他挠了挠那头犹如枯草般的乱发,满脸的不可思议,忍不住大着胆子开口询问。
“沈知青,您到底是咋寻摸到这些野物的?我们兄妹三个天天搁这片林子里刨食,连个野兔屎都没见着过,咋您一上山,这野鸡野兔就跟下雨似的往外蹦?”

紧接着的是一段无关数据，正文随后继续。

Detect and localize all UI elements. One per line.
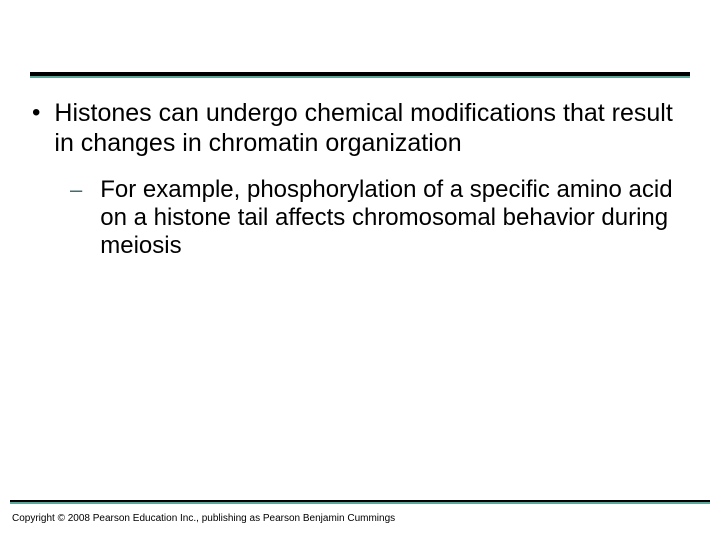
bottom-divider-accent — [10, 502, 710, 504]
sub-bullet-item: – For example, phosphorylation of a spec… — [70, 176, 690, 260]
top-divider-accent — [30, 76, 690, 78]
bullet-text: Histones can undergo chemical modificati… — [54, 98, 690, 158]
sub-bullet-marker: – — [70, 176, 82, 204]
sub-bullet-text: For example, phosphorylation of a specif… — [100, 176, 690, 260]
bullet-item: • Histones can undergo chemical modifica… — [30, 98, 690, 158]
copyright-text: Copyright © 2008 Pearson Education Inc.,… — [12, 513, 395, 524]
bullet-marker: • — [32, 98, 40, 128]
slide-content: • Histones can undergo chemical modifica… — [30, 98, 690, 260]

沈姝璃早就料到他会有此一问,面色从容,语气里透着几分理所当然的笃定。
“可能是我长得好看吧,所以运气好。”沈姝璃丝毫不觉得羞愧糊弄。
男孩听得似懂非懂,只觉得眼前这位漂亮的女知青简直就是下凡的仙女,不仅心肠好,连本事都这么大。
就在这时,旁边忽然传来一道清脆的惊呼声。
“哥!哥你快来看呀!”
年纪最小的那个丫头原本正拿着破木棍,在旁边一丛茂密的枯草里扒拉着玩,这会儿却像是发现了什么了不得的宝贝,激动得连连招手,声音尖锐得快要劈了叉。
男孩吓了一跳,赶紧三步并作两步跑过去:“咋了咋了?可是遇着蛇了?”
“不是蛇!是蛋!好多白花花的蛋!”小丫头兴奋地指着被她扒拉开的松针。
只见那枯草掩映的根部,赫然躺着一个干草垫成的窝,里面密密麻麻地挤着二十多枚带着斑点的野鸡蛋。
男孩只看了一眼,双腿便软了,扑通一声跪在地上,双手颤抖着悬在那些野鸡蛋上方,愣是没敢碰。
“老天爷,咱这是掉进福窝窝里了?”男孩激动得语无伦次,眼眶瞬间充血泛红,“我以前在这边捡了那么多次柴火,咋就眼瞎没瞧见呢!”
另一个稍大些的丫头也跑了过来,看到那一窝野鸡蛋,直接捂着嘴又哭又笑。
沈姝璃站在不远处,将兄妹三人的反应尽收眼底。
为了避免这几个孩子起疑,她刚才特意将空间里弄出来的上百只活野鸡和野兔,分散着扔在了这片山林各处。
除了眼前这个草窝,附近隐蔽的树根底下、灌木丛里,还藏着二三十个同样的野鸡蛋窝,每个窝里都放了十来个到二十几个不等的鸡蛋。
只要这几个孩子稍微用点心,在这附近转悠一圈,绝对能满载而归。
沈姝璃微微垂下眼帘,掩去了眸底的复杂。
她那空间里的家禽繁殖速度实在太快,灵泉水喂养着,一天能下好几茬蛋。
如今那储物仓库里,各种蛋类早就堆积如山,泛滥得快没地方落脚了。
放着也是放着,拿出来换钱她又看不上那三瓜两枣,倒不如借着这个机会,小小地接济一下这几个走投无路的孩子。
虽然这几个孩子的父母都是作恶多端的犯罪分子,身上流着坏人的血。